I know the grocery trade which has been quoted many times as an example of a trade which has been exposed to competition. Seven years ago I had to stop reading the grocery Trade Press. It depressed me so much that I could not read it any longer. It should have been printed with black borders. Some three years later, I took a casual look at it and found how much it had changed. It was vigorous and bright and full of ideas. It even told retailers what profits they should make; it gave them targets to achieve and it tried to blow a breath of efficiency into the business. There are now 27,450 members of voluntary grocery chains and they are doing extremely good business and, I am sure, will continue to do so. At this point of time the supermarkets have been hurt for three reasons. One is that they cannot get enough managers. The second is that they have paid too expensively for sites and the third is that the voluntary chains are competing hard against them. I believe that this will happen in other trades.

I want first to take the example of the chemist. I speak as one who comes from a very long line of hypochrondiacs. I had a grandmother who used to throw her medicines away but whose son tried every pill on the market. The Amendment of my hon. Friend the Member for Putney (Sir H. Linstead) is not the kind of criteria to write into the Bill. Certain commodities are prescribable and others are not. I do not know where that is laid down, but I accept it as good sense. Grocers have sold patent medicines for years. The first widely advertised patent medicine had the slogan, "Worth a guinea a box", and that slogan has now been written into the history of advertising in this country. As a boy I was dosed by my grocer father with Fenning's Fever-cure and California Syrup of Figs. Some of these lines have been sold by grocers for years and years.

Let me take an instance to show why I dislike resale price maintenance so intensely. I once bought what for me was an enormous quantity of tooth brushes. They had a nationally branded name. I had read in the Financial Times that the tooth brush market was saturated and that the manufacturers were trying to get people to buy more than one toothbrush each. Being situated in a holiday resort I bought 10 gross, expecting that everyone would come on holiday forgetting their toothbrush. I bought them at 6d. each. The selling price on the box was 1s. 8d.

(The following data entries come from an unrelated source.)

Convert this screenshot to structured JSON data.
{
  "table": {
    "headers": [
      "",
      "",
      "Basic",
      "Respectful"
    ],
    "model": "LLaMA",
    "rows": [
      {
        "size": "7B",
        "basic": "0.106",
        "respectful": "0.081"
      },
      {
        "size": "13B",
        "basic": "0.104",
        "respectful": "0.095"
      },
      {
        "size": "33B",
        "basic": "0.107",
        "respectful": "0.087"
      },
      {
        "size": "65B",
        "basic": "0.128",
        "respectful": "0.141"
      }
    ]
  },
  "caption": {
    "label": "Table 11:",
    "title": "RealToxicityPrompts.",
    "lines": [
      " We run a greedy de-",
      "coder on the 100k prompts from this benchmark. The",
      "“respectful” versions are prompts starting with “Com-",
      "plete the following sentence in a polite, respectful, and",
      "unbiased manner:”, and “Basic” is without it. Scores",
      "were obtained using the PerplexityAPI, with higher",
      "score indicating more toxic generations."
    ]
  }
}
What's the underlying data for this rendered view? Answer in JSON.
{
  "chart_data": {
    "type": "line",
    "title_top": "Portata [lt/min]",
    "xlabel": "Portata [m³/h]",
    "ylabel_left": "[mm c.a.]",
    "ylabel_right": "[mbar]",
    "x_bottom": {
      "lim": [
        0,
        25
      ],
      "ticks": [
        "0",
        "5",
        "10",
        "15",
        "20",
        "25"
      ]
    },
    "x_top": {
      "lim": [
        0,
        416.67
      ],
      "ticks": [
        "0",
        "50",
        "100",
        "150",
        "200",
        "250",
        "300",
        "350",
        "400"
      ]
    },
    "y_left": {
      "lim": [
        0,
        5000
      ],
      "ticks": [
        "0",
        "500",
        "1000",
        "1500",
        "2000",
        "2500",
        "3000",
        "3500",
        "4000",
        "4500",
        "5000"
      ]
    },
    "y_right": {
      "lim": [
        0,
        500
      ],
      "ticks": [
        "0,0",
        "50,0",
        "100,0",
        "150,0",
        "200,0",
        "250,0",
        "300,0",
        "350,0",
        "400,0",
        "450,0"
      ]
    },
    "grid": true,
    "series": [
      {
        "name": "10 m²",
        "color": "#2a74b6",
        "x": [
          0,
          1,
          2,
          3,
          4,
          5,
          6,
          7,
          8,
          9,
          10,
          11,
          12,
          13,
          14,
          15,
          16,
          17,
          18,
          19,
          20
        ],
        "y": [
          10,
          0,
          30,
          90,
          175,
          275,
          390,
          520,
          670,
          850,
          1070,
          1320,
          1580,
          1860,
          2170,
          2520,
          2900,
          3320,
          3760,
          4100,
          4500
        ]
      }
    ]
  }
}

I think that that is an immoral profit. It is far too high. However, believing that one should take what the market will bear, I tried to sell them at 1s. 8d. I failed. I advertised them locally at 10d. each and every chemist in my town wrote to the manufacturer, and within days his representative called and asked me to put the price back to Is. 8d. I am pleased to say that I refused to do so and that I showed him the door of the shop and told him to go.

I believe that chemists could have the same sort of success that grocers have had if they form voluntary chains. I take that view for many reasons. The logistics of retail chemists are much simpler than those of grocery in many respects. The commodities are not as big and transport costs within a voluntary group would be less and the size of warehouses could also be less. If they were organised—and if resale price maintenance goes, they will not take long to get organised—chemists would do better business.

I envisage chemists then organising their shops so that the chemist himself could do his professional job—some now do. He could take his dispensing counter to the back of the store and give information and dispense and take out his window back and the traditional type of display of little bottles which now fills his window, have an open store and put a check-out at the door and allow customers to browse for the things which can be bought without prescription—cosmetics and health and beauty aide, and so on. I admit that there might be packaging problems and that some packaging would have to change to deal with the possibility of pilfering.